§ Mr. Viggers
To ask the Secretary of State for Social Security, pursuant to his answer of 28 April 1999,Official Report, columns 165 –66, on pensioner incomes, what would be the difference in income between a single man of 65 with no savings or resources and the income of a single man of 65 who has resources of at least £16,000 but no additional pension from SERPS; and what amount of money would be required to purchase an annuity to fund this difference. 
§ Mr. Timms
The amounts of Housing Benefit and Council Tax Benefit that a person receives depends on local factors as well as personal circumstances. As an illustrative example, a hypothetical 65-year-old man with no savings or resources who receives the average Housing Benefit and average Council Tax Benefit received by those on Income Support aged 60 or over would receive £127 a week in Income Support, Housing Benefit and Council Tax Benefit.
The amount is £60 more than the full basic pension and, at February 1999 annuity rates, a lump sum of £43,000 would be required to fund this difference.
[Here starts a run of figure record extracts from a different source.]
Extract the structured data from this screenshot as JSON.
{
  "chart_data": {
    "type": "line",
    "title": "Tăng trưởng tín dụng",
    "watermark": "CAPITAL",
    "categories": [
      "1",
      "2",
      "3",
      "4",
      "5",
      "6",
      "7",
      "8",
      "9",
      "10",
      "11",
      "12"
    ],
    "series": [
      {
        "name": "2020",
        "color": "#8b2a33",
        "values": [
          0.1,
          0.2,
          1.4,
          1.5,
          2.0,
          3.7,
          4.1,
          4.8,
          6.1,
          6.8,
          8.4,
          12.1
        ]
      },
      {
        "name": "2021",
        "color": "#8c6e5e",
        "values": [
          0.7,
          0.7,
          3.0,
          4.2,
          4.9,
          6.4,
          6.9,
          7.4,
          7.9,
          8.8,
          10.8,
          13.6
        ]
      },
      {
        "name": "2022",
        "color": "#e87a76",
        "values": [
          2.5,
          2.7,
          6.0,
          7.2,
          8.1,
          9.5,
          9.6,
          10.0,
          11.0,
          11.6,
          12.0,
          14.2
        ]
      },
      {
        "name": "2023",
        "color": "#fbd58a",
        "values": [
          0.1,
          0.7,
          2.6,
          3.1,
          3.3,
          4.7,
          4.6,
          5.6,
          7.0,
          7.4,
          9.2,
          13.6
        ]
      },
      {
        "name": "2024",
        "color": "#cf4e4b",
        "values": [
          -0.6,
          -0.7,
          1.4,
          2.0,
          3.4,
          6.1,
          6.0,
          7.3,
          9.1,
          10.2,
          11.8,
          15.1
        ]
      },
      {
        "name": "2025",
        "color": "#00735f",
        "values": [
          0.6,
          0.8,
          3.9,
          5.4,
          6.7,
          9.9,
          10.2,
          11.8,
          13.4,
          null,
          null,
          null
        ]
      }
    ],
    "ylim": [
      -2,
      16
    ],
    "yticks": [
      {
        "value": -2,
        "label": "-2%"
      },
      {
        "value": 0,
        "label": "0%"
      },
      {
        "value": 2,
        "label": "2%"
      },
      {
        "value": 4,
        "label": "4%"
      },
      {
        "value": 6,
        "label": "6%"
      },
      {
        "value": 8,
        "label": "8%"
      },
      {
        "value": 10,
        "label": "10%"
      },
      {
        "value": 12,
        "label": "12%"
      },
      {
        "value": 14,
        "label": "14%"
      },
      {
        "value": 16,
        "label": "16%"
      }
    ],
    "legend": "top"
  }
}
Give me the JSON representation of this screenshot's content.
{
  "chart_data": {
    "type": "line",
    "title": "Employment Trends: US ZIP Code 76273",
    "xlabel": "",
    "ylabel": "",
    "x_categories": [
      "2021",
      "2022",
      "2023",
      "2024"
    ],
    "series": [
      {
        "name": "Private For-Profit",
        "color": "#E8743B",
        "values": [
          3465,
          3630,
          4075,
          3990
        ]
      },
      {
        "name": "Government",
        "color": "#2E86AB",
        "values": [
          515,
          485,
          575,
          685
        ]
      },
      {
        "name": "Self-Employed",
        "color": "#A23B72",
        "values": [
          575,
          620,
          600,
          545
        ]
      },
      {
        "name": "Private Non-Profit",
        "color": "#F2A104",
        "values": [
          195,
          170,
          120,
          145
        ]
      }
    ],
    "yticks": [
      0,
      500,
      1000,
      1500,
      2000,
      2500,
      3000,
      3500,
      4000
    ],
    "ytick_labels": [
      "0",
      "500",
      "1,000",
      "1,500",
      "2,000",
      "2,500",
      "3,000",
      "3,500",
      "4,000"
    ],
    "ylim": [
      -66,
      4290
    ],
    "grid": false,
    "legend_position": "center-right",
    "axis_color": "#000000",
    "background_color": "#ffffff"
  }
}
It is, however, extremely unlikely that a person would receive the full basic pension and have £16,000 in savings without having any second-tier pension as any employee who earns over the Lower Earnings Limit for National Insurance contributions automatically builds up rights to a second-tier pension. Furthermore, information from the 1996 General Household Survey suggests that half of those who are self-employed are currently contributing to a personal pension and a further 10 per cent. have contributed in the past.
- 1. Weekly income figures are rounded to the nearest pound and the lump sum figure is rounded to the nearest £1,000.
- 2. The latest available data are used for average levels of benefit receipt, the level of Income Support and annuity rates:Income support and basic State pension level—1999 –2000 figures;Average Housing Benefit/Council Tax Benefit received —May 1997 data expressed in February 1999 figures;Annuity rates —February 1999 figure.